Keep in mind this was for NSF though--with NIH there is an explicit expectation that you have to respond in some way to the critiques. Sometimes that's just by saying "To address reviewer 1's concern that (blah blah), Aim 2 has been considerably shortened." or whatever.

I just don't want you to get yourself in trouble on your K resubmission! Let me know if you want any help checking it over, I might be able to offer my experiences.

Dr. O said...

Thanks for the offer, and I very well might take you up on it! I'm meeting with my boss sometime next week to go over a battle plan, as well as a former labmate of mine who was awarded the same K22 when she was applying for jobs.
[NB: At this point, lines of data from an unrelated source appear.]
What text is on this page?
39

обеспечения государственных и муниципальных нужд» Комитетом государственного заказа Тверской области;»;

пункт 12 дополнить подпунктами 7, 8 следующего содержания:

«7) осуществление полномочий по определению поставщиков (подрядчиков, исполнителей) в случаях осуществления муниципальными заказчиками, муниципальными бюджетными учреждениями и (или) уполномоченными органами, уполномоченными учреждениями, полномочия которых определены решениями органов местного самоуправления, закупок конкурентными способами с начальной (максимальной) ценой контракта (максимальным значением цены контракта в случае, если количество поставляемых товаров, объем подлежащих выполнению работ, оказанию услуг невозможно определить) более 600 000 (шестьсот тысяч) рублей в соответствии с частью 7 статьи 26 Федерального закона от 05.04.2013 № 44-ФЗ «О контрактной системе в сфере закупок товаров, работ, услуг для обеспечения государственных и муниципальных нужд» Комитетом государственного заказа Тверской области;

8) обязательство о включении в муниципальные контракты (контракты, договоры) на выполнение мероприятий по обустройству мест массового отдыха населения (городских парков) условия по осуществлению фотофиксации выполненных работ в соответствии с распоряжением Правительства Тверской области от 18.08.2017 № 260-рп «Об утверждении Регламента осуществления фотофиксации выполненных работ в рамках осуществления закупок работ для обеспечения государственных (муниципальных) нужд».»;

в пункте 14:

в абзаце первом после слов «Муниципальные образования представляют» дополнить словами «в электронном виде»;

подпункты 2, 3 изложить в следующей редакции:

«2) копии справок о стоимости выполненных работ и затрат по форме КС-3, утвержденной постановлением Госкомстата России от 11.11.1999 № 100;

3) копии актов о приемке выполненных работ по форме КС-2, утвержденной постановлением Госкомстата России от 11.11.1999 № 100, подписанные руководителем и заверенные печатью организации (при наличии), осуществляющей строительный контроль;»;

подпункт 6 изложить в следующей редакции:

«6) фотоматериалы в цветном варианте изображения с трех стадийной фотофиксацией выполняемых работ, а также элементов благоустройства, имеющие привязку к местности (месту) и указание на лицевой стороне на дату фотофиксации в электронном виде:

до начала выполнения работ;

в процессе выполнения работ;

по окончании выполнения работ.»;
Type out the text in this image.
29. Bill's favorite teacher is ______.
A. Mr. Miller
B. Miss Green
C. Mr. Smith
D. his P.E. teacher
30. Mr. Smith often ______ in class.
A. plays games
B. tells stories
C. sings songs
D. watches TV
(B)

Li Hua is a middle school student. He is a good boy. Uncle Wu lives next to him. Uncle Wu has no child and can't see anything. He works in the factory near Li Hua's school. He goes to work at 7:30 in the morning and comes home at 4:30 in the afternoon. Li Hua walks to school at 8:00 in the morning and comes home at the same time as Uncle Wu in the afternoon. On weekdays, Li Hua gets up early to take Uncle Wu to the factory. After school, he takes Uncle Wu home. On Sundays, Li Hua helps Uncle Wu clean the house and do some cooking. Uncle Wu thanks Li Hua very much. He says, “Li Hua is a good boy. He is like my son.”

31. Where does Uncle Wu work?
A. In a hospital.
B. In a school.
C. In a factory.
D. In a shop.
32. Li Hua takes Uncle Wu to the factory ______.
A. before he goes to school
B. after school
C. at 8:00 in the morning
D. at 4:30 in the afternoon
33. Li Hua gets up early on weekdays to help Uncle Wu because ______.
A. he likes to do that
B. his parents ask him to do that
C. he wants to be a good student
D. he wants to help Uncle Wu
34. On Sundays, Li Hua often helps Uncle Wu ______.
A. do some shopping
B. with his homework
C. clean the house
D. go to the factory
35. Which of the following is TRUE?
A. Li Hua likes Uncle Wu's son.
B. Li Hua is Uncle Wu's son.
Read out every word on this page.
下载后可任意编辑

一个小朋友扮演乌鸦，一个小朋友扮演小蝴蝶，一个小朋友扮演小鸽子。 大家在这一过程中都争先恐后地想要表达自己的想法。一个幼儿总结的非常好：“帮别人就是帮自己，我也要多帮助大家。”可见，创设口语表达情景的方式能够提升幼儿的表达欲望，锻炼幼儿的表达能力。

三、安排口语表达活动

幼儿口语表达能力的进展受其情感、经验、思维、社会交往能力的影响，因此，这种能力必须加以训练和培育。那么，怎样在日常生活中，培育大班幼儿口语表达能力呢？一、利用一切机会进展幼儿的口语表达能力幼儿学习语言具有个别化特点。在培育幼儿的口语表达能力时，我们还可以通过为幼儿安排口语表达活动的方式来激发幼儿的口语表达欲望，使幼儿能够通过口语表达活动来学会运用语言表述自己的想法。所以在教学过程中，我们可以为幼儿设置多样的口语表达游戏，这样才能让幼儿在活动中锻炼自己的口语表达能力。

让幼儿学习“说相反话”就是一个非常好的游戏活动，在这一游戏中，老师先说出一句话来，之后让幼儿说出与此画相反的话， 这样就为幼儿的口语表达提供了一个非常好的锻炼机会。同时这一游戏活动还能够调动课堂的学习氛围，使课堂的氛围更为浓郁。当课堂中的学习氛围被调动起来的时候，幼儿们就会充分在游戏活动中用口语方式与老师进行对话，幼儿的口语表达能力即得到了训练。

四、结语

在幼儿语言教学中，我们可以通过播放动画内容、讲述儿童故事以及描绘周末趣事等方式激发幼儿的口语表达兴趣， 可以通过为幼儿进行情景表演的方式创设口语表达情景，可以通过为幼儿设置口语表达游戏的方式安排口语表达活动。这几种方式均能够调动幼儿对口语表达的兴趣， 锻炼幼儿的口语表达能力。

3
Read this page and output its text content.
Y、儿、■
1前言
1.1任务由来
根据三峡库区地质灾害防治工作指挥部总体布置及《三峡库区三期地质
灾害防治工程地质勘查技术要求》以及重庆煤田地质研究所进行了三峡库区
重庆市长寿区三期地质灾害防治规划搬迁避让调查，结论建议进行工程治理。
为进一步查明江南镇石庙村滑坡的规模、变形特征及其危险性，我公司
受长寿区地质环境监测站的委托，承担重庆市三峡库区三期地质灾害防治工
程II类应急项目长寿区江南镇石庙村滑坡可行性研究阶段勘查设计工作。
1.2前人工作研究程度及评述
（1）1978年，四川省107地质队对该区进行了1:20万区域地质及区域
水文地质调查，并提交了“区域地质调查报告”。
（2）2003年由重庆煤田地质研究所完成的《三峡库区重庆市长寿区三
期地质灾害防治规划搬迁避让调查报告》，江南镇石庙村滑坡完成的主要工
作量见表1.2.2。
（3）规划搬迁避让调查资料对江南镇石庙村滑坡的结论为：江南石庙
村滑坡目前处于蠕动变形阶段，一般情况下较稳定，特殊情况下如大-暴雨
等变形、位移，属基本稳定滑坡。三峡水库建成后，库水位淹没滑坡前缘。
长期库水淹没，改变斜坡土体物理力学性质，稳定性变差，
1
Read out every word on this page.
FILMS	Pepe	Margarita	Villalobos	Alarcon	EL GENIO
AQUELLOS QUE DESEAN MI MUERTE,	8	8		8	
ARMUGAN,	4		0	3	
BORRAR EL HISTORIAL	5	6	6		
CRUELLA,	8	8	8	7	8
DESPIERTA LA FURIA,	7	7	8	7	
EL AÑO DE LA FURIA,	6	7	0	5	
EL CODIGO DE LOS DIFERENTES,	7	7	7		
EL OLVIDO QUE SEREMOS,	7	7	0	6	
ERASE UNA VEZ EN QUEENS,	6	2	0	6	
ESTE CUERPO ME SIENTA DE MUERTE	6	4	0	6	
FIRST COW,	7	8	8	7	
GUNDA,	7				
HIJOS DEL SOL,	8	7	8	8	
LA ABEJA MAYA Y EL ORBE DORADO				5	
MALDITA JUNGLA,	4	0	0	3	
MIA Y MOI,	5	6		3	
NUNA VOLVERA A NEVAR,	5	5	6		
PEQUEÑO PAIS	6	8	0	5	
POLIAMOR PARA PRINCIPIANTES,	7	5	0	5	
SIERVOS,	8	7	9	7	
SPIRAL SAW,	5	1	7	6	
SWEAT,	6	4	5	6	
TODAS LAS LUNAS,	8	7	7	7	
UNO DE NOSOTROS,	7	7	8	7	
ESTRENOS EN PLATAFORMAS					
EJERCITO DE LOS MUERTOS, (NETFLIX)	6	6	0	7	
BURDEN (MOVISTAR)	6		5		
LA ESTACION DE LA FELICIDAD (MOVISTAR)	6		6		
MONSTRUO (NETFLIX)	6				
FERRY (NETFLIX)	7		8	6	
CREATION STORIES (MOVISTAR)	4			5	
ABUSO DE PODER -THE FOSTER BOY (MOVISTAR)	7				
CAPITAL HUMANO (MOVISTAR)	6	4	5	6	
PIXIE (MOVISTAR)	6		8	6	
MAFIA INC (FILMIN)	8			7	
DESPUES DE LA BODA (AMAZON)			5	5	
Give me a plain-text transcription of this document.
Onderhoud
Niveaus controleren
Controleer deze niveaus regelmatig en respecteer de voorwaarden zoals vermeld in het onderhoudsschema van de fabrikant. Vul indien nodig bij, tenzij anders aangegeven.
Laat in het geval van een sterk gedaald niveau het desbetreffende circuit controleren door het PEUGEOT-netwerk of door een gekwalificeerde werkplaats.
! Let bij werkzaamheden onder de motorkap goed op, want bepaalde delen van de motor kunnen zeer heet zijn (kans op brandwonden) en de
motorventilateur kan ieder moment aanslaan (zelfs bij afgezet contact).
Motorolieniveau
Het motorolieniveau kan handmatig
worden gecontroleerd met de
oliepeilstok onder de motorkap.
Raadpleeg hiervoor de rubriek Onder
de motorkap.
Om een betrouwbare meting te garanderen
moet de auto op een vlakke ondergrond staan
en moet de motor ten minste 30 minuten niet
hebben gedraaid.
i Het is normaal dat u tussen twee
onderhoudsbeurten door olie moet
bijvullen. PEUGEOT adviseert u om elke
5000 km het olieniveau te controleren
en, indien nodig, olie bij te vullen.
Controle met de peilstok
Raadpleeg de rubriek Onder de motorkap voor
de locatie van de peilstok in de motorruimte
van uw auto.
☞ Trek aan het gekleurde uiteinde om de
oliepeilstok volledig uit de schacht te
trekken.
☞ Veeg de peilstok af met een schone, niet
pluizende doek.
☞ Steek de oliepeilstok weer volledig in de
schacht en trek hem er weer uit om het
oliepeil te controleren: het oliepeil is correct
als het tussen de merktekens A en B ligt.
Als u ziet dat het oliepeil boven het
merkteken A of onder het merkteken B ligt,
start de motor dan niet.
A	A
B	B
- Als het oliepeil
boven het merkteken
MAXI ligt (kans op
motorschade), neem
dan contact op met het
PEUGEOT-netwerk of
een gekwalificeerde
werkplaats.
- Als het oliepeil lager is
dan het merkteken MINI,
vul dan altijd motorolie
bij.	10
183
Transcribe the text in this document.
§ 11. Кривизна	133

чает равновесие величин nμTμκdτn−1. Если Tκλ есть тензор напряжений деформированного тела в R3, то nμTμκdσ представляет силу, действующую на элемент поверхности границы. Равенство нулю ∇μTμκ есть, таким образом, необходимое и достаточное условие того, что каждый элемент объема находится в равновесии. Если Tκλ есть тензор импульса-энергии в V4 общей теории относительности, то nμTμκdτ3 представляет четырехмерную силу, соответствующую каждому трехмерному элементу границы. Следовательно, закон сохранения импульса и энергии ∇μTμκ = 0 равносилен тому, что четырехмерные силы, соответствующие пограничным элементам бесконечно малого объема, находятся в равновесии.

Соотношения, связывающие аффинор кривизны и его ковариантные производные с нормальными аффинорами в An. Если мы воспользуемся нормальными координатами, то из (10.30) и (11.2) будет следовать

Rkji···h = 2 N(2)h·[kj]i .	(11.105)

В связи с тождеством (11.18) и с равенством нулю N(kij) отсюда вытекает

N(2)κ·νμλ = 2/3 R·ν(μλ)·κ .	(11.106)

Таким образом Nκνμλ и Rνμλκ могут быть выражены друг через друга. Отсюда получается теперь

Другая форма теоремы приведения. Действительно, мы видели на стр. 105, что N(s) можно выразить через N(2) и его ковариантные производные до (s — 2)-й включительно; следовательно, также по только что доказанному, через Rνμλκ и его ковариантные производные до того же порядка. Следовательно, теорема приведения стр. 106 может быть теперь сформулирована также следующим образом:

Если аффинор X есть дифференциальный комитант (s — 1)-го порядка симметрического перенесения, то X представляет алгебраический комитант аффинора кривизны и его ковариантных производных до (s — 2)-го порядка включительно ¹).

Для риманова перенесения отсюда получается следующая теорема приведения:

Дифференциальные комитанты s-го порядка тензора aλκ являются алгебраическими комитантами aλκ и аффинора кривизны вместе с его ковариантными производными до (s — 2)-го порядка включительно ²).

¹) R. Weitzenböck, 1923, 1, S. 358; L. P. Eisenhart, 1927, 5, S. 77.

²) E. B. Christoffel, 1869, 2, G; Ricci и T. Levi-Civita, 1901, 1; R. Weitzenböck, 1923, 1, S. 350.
The more eyes the better is my motto with these things!

Comrade PhysioProf said...

For an NIH resubmission, you absolutely are required to address the previous round of review in an Introduction, and reviewers will be provided the Summary Statement from the prior round of review. If you fail to substantially respond to the previous reviews, you will get *slaughtered* by reviewers. Note that "substantially respond" doesn't have to equal "roll over".

Anonymous said...

Don't forget that at NSF you can suggest reviewers (and suggest excluding reviewers) - take advantage of that if you know people who view your work with excitement. Also, if your PO thinks favorably of you (and remembers you) s/he is more likely to reassign your new grant to favorable previous reviewers and not reassign it to the unfavorable ones.